The Amendment makes certain changes to the definition of Acquiring Person in the Rights Agreement to:
eliminate the exception permitting Excluded Persons and Specified Persons to acquire additional shares of Common Stock through the exercise of options or the vesting of restricted stock granted after November 17, 2009;
impose disposition and voting requirements on any shares of Common Stock acquired by Excluded Persons and Specified Persons upon the exercise after October 29, 2010 of any currently outstanding options; and
provide that any person may acquire beneficial ownership of additional shares of Common Stock without triggering the Rights so long as the Board approves the acquisition in advance.

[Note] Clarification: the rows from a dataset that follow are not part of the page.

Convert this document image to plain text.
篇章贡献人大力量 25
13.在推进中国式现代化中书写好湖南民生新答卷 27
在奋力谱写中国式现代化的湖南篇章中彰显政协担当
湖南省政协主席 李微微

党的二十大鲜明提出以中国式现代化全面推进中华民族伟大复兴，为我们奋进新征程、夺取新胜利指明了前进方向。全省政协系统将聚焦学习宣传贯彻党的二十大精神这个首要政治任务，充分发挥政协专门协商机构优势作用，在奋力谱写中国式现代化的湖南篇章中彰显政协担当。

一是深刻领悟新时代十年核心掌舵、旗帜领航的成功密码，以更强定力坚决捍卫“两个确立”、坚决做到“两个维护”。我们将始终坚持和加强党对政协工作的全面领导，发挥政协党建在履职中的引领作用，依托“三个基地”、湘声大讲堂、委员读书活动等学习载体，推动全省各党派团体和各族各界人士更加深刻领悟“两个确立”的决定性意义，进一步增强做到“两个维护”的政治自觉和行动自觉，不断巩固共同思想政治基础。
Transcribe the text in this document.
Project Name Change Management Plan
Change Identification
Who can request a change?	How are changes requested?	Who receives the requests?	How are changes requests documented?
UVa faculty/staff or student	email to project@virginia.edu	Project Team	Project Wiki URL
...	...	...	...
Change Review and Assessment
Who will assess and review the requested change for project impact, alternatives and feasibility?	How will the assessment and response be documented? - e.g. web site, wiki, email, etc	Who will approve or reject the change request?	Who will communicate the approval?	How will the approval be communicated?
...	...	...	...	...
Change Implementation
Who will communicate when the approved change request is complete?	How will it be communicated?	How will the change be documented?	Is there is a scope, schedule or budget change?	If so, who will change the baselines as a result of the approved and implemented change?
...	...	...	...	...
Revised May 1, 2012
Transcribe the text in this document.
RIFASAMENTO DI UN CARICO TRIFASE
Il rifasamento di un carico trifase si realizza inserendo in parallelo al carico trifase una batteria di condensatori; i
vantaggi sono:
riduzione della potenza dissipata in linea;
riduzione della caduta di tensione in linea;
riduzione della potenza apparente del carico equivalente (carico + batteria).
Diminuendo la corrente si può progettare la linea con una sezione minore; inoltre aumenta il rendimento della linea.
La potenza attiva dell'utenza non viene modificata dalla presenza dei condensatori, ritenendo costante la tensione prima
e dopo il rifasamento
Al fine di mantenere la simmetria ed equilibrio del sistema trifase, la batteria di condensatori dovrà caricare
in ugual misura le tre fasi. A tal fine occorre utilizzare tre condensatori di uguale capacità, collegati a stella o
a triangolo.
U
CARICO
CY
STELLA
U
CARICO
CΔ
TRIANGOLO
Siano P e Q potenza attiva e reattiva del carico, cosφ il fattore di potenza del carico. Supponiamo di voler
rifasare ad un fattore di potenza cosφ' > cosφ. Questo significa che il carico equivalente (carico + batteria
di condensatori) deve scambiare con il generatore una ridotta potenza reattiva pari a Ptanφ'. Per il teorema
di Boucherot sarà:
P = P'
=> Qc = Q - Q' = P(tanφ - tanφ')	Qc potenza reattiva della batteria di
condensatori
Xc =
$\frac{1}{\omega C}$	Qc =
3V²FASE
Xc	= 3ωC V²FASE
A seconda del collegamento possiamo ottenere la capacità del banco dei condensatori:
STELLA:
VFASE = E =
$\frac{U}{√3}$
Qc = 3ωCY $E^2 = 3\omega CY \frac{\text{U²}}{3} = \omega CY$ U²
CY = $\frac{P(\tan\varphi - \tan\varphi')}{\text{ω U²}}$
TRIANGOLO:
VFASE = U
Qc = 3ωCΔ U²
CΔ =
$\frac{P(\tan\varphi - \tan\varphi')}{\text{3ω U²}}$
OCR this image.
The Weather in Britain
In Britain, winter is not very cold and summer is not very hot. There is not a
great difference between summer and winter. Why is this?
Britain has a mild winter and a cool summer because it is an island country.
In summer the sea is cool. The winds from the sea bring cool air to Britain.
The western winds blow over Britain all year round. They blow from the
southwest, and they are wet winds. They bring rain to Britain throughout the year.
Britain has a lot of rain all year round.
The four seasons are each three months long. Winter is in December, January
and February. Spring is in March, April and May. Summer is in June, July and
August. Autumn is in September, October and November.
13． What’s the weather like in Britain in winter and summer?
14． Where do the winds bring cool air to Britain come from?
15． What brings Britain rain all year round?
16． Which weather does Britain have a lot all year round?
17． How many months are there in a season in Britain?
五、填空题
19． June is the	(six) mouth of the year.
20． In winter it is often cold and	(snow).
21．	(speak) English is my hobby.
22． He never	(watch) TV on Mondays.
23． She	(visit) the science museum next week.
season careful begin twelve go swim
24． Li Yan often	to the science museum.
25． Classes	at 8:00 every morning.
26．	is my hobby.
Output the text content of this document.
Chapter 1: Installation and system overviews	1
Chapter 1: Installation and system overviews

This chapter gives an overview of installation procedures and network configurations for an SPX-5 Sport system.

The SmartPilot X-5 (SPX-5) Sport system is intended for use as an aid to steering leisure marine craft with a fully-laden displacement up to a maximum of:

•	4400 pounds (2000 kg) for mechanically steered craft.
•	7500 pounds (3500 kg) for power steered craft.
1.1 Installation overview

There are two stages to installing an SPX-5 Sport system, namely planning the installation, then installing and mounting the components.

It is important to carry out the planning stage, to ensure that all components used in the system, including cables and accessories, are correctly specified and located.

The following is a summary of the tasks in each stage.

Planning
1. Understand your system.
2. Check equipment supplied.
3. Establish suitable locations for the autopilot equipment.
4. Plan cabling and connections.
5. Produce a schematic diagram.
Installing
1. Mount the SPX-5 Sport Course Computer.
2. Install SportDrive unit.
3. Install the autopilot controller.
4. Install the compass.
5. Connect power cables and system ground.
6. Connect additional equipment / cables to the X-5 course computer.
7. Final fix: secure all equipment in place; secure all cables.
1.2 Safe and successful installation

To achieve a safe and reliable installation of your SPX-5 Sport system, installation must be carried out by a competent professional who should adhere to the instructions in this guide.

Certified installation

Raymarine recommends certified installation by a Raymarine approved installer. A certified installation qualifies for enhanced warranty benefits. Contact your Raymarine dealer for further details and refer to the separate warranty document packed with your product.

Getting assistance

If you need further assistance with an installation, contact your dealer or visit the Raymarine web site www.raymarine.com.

The above summary of the Amendment is a general description only and is qualified in its entirety by the full text of the Amendment, a copy of which has been filed as Exhibit 4.1 to the Current Report on Form 8-K filed by the Company with the Securities and Exchange Commission on October 29, 2010.
Text of the Rights Agreement Resolution
Stockholders will be asked at the special meeting of stockholders to be held on November 17, 2010 and any adjournment or postponement thereof (the Special Meeting) to consider and pass a resolution (the Rights Agreement Resolution) to ratify the adoption by the Board of the Rights Agreement. The text of the Rights Agreement Resolution is as follows:
BE IT RESOLVED THAT the adoption by the Board of the Rights Agreement, dated as of November 17, 2009, as amended February 17, 2010, June 23, 2010 and October 29, 2010, between the Company and Mellon Investor Services LLC, as submitted to this Special Meeting is hereby ratified.
The Board unanimously recommends that you vote FOR the resolution ratifying the adoption of the Rights Agreement.